Tough and tenacious, Ferial Haffajee is one of the most respected and influential women in South African journalism today. Throughout her distinguished career she has fearlessly played her part to advance media freedom, transparency and government accountability.

Haffajee, the daughter of garment workers, grew up in Johannesburg and studied English and African literature. She trained at the cadet school of the Weekly Mail, the famous independent anti-apartheid newspaper, and began her career as a cub reporter when the paper became the Mail & Guardian. At 22, Haffajee was on a panel of journalists chosen to interview Nelson Mandela on his release in 1990. Haffajee also has experience as a radio producer and TV reporter at the SABC and was political editor at the Financial Mail.

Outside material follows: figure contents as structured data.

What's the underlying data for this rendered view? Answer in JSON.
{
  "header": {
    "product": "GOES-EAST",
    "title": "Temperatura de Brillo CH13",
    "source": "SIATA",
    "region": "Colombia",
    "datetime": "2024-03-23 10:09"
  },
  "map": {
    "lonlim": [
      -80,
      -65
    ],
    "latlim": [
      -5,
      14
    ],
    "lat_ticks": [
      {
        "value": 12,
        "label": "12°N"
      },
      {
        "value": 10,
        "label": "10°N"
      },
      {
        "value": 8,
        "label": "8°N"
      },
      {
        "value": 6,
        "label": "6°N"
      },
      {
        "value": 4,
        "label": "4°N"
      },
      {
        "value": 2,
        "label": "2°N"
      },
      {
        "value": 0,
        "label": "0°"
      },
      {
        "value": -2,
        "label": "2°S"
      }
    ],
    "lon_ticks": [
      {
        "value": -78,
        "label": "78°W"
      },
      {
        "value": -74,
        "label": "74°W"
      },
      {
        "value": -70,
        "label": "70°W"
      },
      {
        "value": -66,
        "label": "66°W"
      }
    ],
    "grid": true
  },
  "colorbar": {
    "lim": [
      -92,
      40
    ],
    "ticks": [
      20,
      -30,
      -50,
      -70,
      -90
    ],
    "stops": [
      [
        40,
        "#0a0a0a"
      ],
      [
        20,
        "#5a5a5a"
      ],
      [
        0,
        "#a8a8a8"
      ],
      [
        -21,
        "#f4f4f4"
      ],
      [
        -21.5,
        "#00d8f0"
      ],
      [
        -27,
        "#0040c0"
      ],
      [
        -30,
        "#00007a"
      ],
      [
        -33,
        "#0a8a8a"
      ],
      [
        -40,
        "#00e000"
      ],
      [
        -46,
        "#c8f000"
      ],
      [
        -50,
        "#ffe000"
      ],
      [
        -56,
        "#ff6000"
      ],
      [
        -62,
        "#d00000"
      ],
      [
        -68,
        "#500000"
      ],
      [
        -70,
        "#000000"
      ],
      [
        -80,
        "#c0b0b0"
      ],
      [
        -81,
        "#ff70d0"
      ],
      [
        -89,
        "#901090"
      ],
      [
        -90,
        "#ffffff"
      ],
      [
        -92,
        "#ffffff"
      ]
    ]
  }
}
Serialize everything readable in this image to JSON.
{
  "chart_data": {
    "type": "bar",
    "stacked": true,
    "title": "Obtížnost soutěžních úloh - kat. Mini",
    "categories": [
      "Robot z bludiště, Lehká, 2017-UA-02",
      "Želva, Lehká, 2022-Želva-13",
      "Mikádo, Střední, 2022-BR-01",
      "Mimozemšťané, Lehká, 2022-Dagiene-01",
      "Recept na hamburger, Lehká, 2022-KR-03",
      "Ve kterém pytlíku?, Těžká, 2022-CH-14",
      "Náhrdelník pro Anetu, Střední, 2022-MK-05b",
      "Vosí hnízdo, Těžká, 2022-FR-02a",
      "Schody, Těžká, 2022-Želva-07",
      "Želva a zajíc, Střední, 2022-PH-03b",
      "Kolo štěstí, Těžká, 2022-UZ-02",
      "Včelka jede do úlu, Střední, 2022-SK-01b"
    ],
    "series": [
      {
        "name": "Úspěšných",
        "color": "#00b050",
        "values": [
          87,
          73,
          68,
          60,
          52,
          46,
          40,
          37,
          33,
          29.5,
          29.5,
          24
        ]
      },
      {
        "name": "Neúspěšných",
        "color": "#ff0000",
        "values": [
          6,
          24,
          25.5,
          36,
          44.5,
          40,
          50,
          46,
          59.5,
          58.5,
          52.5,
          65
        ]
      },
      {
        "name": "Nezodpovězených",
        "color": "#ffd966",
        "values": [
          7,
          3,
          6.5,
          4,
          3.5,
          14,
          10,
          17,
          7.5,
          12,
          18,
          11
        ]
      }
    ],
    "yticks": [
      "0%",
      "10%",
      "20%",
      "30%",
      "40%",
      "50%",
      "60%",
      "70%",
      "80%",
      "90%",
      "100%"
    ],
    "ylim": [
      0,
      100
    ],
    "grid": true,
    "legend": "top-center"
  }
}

Haffajee worked for the Mail & Guardian throughout her career and in 2004, at 36, was appointed editor. She was the first woman to edit a national mainstream newspaper in South Africa. She steered the M&G to record circulation, while maintaining its reputation for courageous, quality journalism. In 2009, she took on the mammoth task of repositioning the national Sunday paper City Press. It now boasts 1.75-million readers, sets the weekly local news agenda and has a first-rate editorial team.

Haffajee was voted one of New African’s 100 Most Influential Africans last year, she has won a Sanlam financial journalism award, was a Shoprite Checkers Woman of the Year in 2004 and won the Women in The Media award in 2006.

As a board member for the International Press Institute and World Editors’ Forum, Haffajee also takes South Africa’s strong tradition of a free and fearless press to the broader global community.